What is the maximum distance for a StackWise Virtual Link (SVL)?+
The physical distance is dictated by the optic used (e.g., 100G-LR4 allows for 10km). However, the real constraint is latency. SVL control plane protocols are designed for near-zero latency, and a practical, safe limit is under 5 milliseconds. It is strongly recommended to keep both chassis within the same data center or communications room.
How does StackWise Virtual handle Quality of Service (QoS)?+
QoS markings (DSCP, CoS) are preserved when frames transit the SVL. However, queuing, policing, and shaping policies are applied on a per-chassis basis. This means traffic ingressing Switch 1 is subject to Switch 1's egress queuing policies, even if its ultimate destination is a port on Switch 2.

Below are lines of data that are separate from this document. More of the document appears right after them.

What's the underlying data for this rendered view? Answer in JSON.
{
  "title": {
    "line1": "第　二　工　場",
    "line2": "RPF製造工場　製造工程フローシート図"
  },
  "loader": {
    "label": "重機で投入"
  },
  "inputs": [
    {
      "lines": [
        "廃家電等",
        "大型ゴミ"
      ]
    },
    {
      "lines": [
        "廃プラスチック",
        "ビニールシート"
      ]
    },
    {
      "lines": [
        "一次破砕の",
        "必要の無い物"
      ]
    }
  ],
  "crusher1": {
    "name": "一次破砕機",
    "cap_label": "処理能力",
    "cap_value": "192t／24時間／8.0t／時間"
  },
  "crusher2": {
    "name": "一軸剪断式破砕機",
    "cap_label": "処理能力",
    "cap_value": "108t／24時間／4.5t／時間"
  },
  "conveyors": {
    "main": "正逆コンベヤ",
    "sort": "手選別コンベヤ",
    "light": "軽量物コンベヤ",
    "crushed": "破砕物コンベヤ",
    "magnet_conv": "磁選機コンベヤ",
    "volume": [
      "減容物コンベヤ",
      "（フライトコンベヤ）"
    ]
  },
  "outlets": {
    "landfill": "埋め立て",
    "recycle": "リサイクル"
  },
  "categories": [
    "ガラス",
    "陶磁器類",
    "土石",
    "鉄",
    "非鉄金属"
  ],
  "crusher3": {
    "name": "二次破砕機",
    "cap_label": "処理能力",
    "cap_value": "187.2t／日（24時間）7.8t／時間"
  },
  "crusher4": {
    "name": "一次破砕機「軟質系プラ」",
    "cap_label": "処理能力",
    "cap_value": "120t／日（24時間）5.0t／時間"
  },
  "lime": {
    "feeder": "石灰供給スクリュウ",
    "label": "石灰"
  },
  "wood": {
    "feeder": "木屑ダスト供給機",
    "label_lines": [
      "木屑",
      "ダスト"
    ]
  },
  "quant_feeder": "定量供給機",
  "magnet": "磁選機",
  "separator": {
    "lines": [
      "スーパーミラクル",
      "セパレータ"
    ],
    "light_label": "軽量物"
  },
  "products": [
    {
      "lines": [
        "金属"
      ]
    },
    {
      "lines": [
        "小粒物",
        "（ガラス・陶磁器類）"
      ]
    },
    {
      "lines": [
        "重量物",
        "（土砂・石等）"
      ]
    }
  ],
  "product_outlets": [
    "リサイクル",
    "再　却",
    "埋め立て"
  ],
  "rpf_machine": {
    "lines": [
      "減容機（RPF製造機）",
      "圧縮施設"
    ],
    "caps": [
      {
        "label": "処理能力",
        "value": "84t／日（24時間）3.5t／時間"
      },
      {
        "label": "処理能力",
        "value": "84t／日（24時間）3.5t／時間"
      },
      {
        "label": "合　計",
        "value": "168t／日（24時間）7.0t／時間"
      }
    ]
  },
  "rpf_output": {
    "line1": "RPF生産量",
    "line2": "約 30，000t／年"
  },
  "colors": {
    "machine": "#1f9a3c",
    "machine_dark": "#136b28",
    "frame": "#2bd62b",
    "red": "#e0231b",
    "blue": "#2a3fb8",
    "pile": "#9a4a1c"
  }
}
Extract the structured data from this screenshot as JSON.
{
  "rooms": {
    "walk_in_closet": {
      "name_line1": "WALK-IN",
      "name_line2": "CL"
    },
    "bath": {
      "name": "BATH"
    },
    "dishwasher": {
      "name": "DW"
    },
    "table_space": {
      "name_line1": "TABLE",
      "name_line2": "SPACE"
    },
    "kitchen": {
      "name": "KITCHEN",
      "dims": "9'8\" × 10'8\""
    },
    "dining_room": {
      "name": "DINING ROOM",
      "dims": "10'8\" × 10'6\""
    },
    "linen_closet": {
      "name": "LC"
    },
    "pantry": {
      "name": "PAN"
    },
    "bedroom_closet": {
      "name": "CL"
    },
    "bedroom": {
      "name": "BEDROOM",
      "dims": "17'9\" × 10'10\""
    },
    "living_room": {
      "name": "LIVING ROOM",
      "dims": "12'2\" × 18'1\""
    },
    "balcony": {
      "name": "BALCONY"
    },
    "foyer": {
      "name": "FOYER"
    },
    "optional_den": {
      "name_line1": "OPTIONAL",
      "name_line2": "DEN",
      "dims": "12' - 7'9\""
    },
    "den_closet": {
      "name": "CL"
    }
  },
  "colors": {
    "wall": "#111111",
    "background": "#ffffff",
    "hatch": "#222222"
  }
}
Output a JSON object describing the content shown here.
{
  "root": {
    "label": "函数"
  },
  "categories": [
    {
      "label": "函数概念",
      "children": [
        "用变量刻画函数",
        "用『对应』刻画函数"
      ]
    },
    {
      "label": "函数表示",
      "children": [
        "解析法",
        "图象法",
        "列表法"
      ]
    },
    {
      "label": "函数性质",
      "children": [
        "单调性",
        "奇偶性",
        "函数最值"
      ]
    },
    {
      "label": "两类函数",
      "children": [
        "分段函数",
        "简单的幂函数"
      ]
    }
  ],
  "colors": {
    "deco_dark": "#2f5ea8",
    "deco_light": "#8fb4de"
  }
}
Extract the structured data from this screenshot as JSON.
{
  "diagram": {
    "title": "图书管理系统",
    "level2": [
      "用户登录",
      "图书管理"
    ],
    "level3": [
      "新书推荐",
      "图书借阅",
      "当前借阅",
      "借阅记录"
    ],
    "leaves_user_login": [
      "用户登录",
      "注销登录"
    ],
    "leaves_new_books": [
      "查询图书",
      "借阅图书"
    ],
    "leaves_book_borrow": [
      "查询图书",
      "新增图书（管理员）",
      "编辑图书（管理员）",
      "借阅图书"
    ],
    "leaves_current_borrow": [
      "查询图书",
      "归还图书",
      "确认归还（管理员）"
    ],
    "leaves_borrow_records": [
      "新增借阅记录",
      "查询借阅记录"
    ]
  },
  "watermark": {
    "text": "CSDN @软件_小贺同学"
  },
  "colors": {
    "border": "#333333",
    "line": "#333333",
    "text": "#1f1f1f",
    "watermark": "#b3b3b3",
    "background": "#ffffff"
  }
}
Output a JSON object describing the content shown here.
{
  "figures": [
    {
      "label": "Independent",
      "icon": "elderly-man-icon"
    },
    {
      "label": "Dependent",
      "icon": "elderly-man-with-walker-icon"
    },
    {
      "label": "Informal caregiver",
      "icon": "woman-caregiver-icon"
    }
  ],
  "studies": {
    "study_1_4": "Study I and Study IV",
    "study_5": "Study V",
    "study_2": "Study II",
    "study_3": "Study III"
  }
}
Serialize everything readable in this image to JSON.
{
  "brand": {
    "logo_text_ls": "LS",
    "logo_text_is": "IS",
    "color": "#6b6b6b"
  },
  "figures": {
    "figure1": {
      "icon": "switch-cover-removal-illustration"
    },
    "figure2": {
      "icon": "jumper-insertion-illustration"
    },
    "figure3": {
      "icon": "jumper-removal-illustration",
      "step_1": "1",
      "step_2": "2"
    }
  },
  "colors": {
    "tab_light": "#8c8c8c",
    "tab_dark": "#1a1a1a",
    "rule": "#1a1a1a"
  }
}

How is licensing handled for a StackWise Virtual pair?+
Both switches must have an identical Cisco DNA Subscription license level (e.g., Essentials, Advantage, or Premier). A single DNA Center can manage the pair as one logical entity, but the hardware and software licenses are purchased and applied on a per-chassis basis.
Can I bundle 40G and 100G ports into the same SVL?+
No. All member links within the port-channel designated as the StackWise Virtual Link must be of the same speed. You cannot mix 40G and 100G interfaces in the same bundle. You must choose one speed and provision multiple interfaces of that speed for capacity and redundancy.
What specifically happens from the secondary's perspective in a dual-active scenario?+
If the SVL fails and the Fast-Hello link also fails, the secondary switch assumes the primary is down and transitions to become active. However, if it then receives an ePAgP hello from a downstream switch that indicates the original primary is *also* active, it knows a dual-active condition exists. It immediately places all of its front-panel, non-SVL interfaces into an error-disabled state to prevent loops and protect the network.
Is a direct fiber connection truly mandatory for the Fast-Hello link?+
While it might function through an intermediate switch, it is a critical design violation. The Fast-Hello link's purpose is to be a simple, out-of-band check on the peer's liveliness. Running it through any other device introduces shared fate; if that device fails, you can trigger a false dual-active detection. A direct DAC cable or a single fiber strand is the only supported and architecturally sound design.